Dr. Mizen, a Jungian Analyst and retired Consultant Psychiatrist in Psychotherapy, brings an exceptional breadth of expertise to this year’s Annual Lecture. As former chair of the Royal College of Psychiatrists’ Psychotherapy Faculty Executive (2014-2018) and current chair of the Talking Therapies Task Force, her work operates at the intersection of clinical practice, institutional reform, and empirical research. Her recent PhD from the University of Exeter investigating her Relational Affective Model represents a rare synthesis of analytic depth and neuroscientific rigor—addressing one of the field’s most pressing questions: how can depth psychology engage productively with neuroscience without losing its essential character?

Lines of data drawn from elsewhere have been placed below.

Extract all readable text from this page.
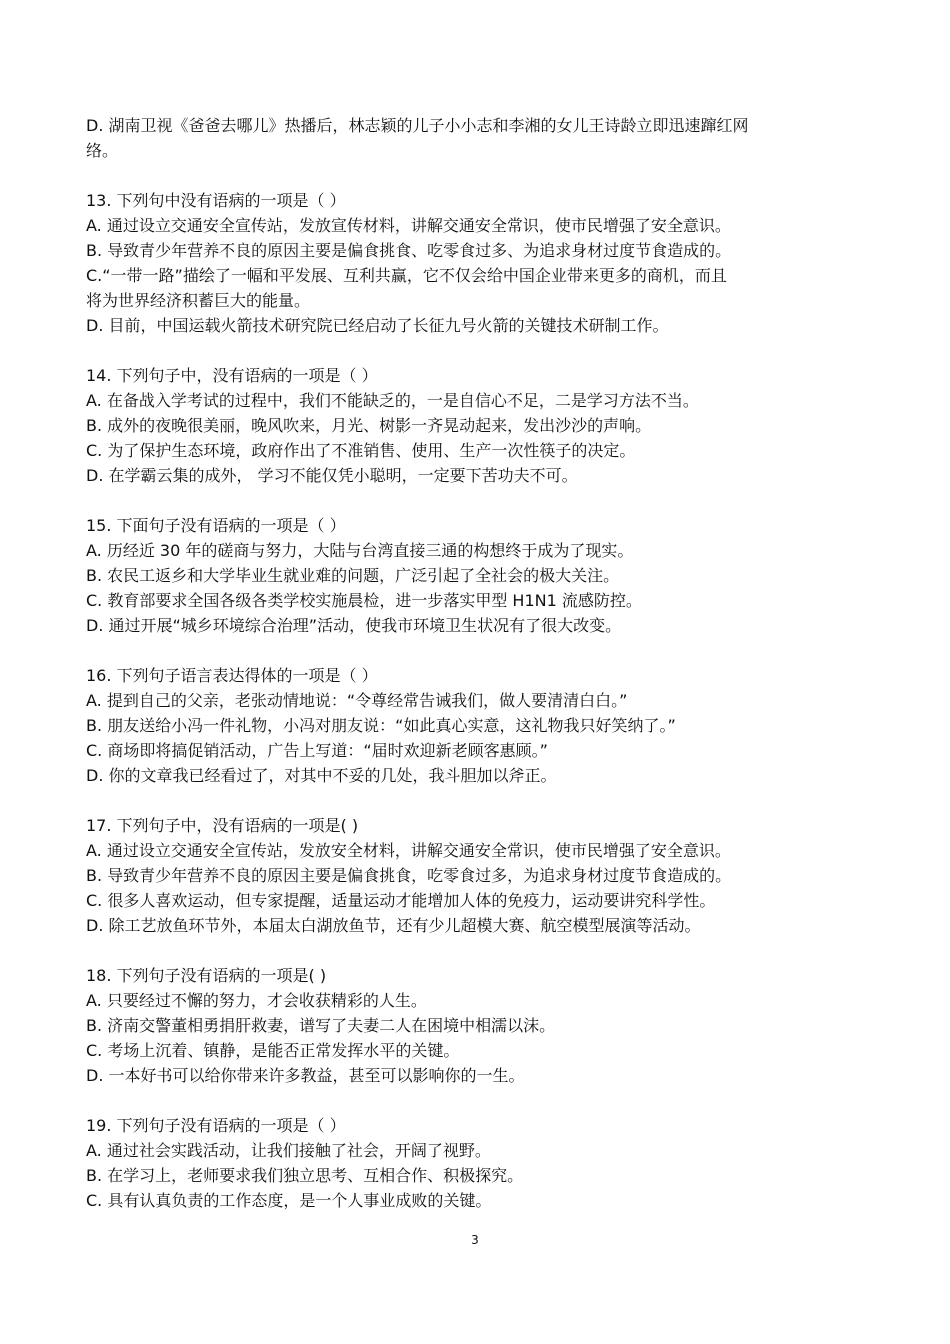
D. 湖南卫视《爸爸去哪儿》热播后，林志颖的儿子小小志和李湘的女儿王诗龄立即迅速蹿红网
络。
13. 下列句中没有语病的一项是（ ）
A. 通过设立交通安全宣传站，发放宣传材料，讲解交通安全常识，使市民增强了安全意识。
B. 导致青少年营养不良的原因主要是偏食挑食、吃零食过多、为追求身材过度节食造成的。
C.“一带一路”描绘了一幅和平发展、互利共赢，它不仅会给中国企业带来更多的商机，而且
将为世界经济积蓄巨大的能量。
D. 目前，中国运载火箭技术研究院已经启动了长征九号火箭的关键技术研制工作。
14. 下列句子中，没有语病的一项是（ ）
A. 在备战入学考试的过程中，我们不能缺乏的，一是自信心不足，二是学习方法不当。
B. 成外的夜晚很美丽，晚风吹来，月光、树影一齐晃动起来，发出沙沙的声响。
C. 为了保护生态环境，政府作出了不准销售、使用、生产一次性筷子的决定。
D. 在学霸云集的成外， 学习不能仅凭小聪明，一定要下苦功夫不可。
15. 下面句子没有语病的一项是（ ）
A. 历经近 30 年的磋商与努力，大陆与台湾直接三通的构想终于成为了现实。
B. 农民工返乡和大学毕业生就业难的问题，广泛引起了全社会的极大关注。
C. 教育部要求全国各级各类学校实施晨检，进一步落实甲型 H1N1 流感防控。
D. 通过开展“城乡环境综合治理”活动，使我市环境卫生状况有了很大改变。
16. 下列句子语言表达得体的一项是（ ）
A. 提到自己的父亲，老张动情地说：“令尊经常告诫我们，做人要清清白白。”
B. 朋友送给小冯一件礼物，小冯对朋友说：“如此真心实意，这礼物我只好笑纳了。”
C. 商场即将搞促销活动，广告上写道：“届时欢迎新老顾客惠顾。”
D. 你的文章我已经看过了，对其中不妥的几处，我斗胆加以斧正。
17. 下列句子中，没有语病的一项是( )
A. 通过设立交通安全宣传站，发放安全材料，讲解交通安全常识，使市民增强了安全意识。
B. 导致青少年营养不良的原因主要是偏食挑食，吃零食过多，为追求身材过度节食造成的。
C. 很多人喜欢运动，但专家提醒，适量运动才能增加人体的免疫力，运动要讲究科学性。
D. 除工艺放鱼环节外，本届太白湖放鱼节，还有少儿超模大赛、航空模型展演等活动。
18. 下列句子没有语病的一项是( )
A. 只要经过不懈的努力，才会收获精彩的人生。
B. 济南交警董相勇捐肝救妻，谱写了夫妻二人在困境中相濡以沫。
C. 考场上沉着、镇静，是能否正常发挥水平的关键。
D. 一本好书可以给你带来许多教益，甚至可以影响你的一生。
19. 下列句子没有语病的一项是（ ）
A. 通过社会实践活动，让我们接触了社会，开阔了视野。
B. 在学习上，老师要求我们独立思考、互相合作、积极探究。
C. 具有认真负责的工作态度，是一个人事业成败的关键。
3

The lecture will present findings from Dr. Mizen’s doctoral research that have led her to fundamentally reconsider how the experience of self and other are represented in mind and brain, particularly in patients who rely on projective identification to manage unconscious anxieties. Building on her earlier work developing an analytically informed approach for patients with severe narcissistic disorders in NHS services—based on Ron Britton’s thinking—Dr. Mizen will share new understanding of somatic symptoms and their implications for analytic technique. The presentation will include clinical material from a patient’s analysis, grounding theoretical insights in the lived reality of analytic work and making complex neuroscientific concepts immediately relevant to practicing analysts.

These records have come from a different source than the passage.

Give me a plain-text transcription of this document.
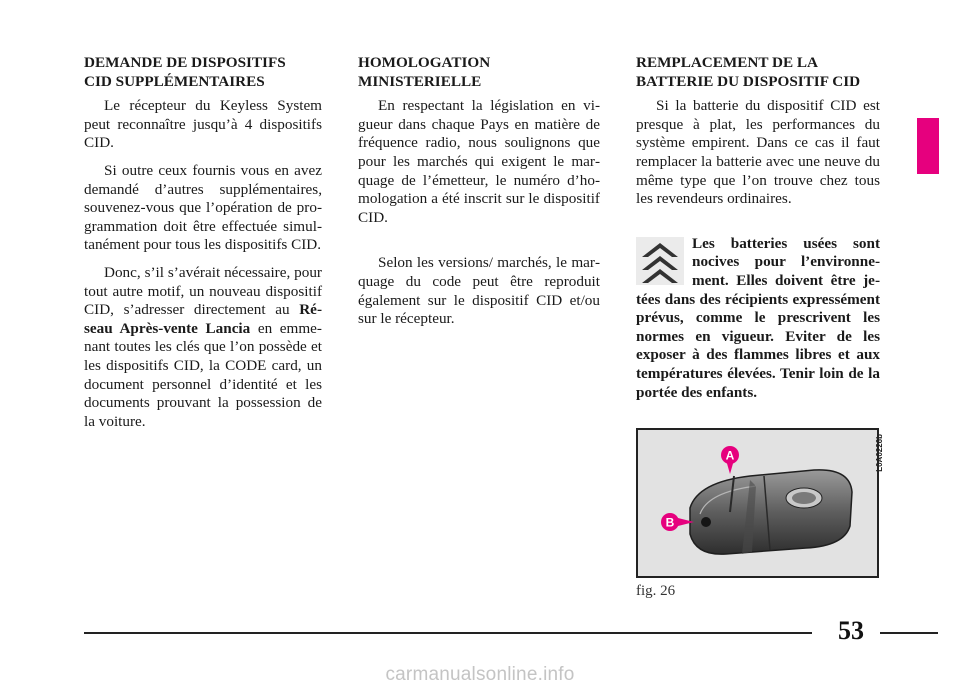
DEMANDE DE DISPOSITIFS
CID SUPPLÉMENTAIRES

Le récepteur du Keyless System peut reconnaître jusqu’à 4 dispositifs CID.

Si outre ceux fournis vous en avez demandé d’autres supplémentaires, souvenez-vous que l’opération de programmation doit être effectuée simultanément pour tous les dispositifs CID.

Donc, s’il s’avérait nécessaire, pour tout autre motif, un nouveau dispositif CID, s’adresser directement au Réseau Après-vente Lancia en emmenant toutes les clés que l’on possède et les dispositifs CID, la CODE card, un document personnel d’identité et les documents prouvant la possession de la voiture.

HOMOLOGATION
MINISTERIELLE

En respectant la législation en vigueur dans chaque Pays en matière de fréquence radio, nous soulignons que pour les marchés qui exigent le marquage de l’émetteur, le numéro d’homologation a été inscrit sur le dispositif CID.

Selon les versions/ marchés, le marquage du code peut être reproduit également sur le dispositif CID et/ou sur le récepteur.

REMPLACEMENT DE LA
BATTERIE DU DISPOSITIF CID

Si la batterie du dispositif CID est presque à plat, les performances du système empirent. Dans ce cas il faut remplacer la batterie avec une neuve du même type que l’on trouve chez tous les revendeurs ordinaires.

Les batteries usées sont nocives pour l’environnement. Elles doivent être jetées dans des récipients expressément prévus, comme le prescrivent les normes en vigueur. Eviter de les exposer à des flammes libres et aux températures élevées. Tenir loin de la portée des enfants.
B
A	L0A0226b
fig. 26
53
carmanualsonline.info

Dr. Mizen’s work extends far beyond the consulting room. In April 2025, she presented the health economic findings of the Talking Therapies Task Force in Parliament, making the case for investment in psychotherapeutic pathways for hospitalised patients with Personality Disorder. This advocacy is grounded in her development of a psychotherapeutic day and outpatient programme in Exeter that provides an alternative to locked placements for patients with severe Personality Disorder—demonstrating how rigorous analytic thinking can reshape institutional practices and policy. Her Relational Affective Model offers practitioners a framework that honors both analytic tradition and empirical validation, bringing the consulting room into productive conversation with the laboratory and the corridors of power.
The SAP Annual Lecture has long served as a premier forum for innovative thinking in analytical psychology, bringing together clinicians, scholars, and researchers to engage with work that advances the field. This year’s lecture continues that tradition, offering a rare opportunity to hear from a clinician-researcher whose integration of neuroscience, clinical observation, and institutional advocacy represents analytical psychology at its most vital—responsive to contemporary research while remaining rooted in the relational depths that define analytic work. For analysts navigating the tension between empirical validation and analytic depth, Dr. Mizen’s presentation promises both theoretical sophistication and practical guidance.
The event will take place both in person at the SAP library in London and online. The programme includes the Annual Lecture from 10:00 to 11:30, followed by a tea and coffee break, a respondent from 12:00 to 12:30, and Q&A and discussion concluding at 1:00 PM. Jay Barlow will chair the event. As space in the library is limited, early booking is strongly encouraged.